Laurențiu Rotaru
- Full name: Laurențiu Rotaru
- Born: 19 January 1970 (age 56) Botoșani, Romania
- Height: 1.85 m (6 ft 1 in)
- Weight: 104 kg (16 st 5 lb; 229 lb)

Rugby union career
- Position: Prop

Senior career
- Years: Team / Apps / (Points)
- Farul Constanța
- Correct as of 8 March 2020

Provincial / State sides
- Years: Team / Apps / (Points)
- 1997: Farul Constanța / 5 / (5)

International career
- Years: Team / Apps / (Points)
- 1999: Romania / 3 / (0)
- Correct as of 8 March 2020

= Laurențiu Rotaru =

Romanian rugby union player and coach

Laurențiu Rotaru (born 19 January 1970) is a Romanian former rugby union football player. He played as a prop.
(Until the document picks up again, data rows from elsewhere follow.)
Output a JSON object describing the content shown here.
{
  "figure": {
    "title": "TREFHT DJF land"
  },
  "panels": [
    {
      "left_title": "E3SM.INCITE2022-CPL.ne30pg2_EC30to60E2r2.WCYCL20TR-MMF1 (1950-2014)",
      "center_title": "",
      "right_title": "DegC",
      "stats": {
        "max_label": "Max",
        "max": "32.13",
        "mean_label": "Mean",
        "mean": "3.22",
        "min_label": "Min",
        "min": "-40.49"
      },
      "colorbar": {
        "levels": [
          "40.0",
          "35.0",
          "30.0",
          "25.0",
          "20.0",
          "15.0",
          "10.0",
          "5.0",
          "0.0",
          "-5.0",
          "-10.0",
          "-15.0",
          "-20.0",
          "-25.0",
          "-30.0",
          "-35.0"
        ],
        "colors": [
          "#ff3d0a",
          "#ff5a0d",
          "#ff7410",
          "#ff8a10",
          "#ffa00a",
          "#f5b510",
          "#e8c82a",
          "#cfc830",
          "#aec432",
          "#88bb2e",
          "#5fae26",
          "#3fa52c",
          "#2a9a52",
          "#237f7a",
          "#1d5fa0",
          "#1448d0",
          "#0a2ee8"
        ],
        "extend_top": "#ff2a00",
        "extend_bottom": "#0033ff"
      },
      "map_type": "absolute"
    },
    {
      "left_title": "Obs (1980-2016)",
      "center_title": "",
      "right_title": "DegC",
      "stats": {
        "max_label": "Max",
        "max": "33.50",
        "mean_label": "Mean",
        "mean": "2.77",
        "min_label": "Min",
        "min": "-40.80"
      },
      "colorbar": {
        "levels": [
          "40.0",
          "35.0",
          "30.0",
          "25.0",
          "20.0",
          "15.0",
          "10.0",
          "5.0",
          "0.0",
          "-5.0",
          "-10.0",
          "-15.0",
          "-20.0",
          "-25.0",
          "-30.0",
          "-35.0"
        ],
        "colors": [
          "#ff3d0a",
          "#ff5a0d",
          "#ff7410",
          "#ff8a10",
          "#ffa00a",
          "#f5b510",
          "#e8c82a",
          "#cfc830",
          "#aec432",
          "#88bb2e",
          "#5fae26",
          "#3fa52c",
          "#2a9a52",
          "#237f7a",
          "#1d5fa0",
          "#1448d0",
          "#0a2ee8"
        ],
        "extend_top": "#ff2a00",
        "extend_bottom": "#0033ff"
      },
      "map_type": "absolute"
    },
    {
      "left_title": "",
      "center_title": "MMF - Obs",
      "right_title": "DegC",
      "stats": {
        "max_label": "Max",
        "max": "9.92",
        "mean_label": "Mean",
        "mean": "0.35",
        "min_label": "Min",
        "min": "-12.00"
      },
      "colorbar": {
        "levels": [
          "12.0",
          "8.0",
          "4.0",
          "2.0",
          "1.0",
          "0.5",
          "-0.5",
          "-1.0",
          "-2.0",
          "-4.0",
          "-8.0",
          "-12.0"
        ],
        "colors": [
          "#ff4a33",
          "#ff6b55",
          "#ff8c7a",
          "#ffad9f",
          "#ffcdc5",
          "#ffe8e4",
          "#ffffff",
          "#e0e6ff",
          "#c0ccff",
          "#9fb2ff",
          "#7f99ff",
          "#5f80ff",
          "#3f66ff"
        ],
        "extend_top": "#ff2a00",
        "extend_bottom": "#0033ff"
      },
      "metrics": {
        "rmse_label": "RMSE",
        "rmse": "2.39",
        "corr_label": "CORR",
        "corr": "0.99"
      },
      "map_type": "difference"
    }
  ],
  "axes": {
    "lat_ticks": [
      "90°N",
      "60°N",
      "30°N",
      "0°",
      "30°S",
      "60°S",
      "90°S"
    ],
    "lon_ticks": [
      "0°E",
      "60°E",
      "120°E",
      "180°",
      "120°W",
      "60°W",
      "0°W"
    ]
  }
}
He also played for Romania's national team, the Oaks, making his international debut in a match against the Le XV de France.

==Club career==
Laurențiu Rotaru played during his career for professional SuperLiga club, Farul Constanța. He also played with Farul in the European Rugby Challenge Cup competition.

==International career==
Rotaru was selected for 4th Rugby World Cup in 1999, playing two test matches against Australia and Ireland.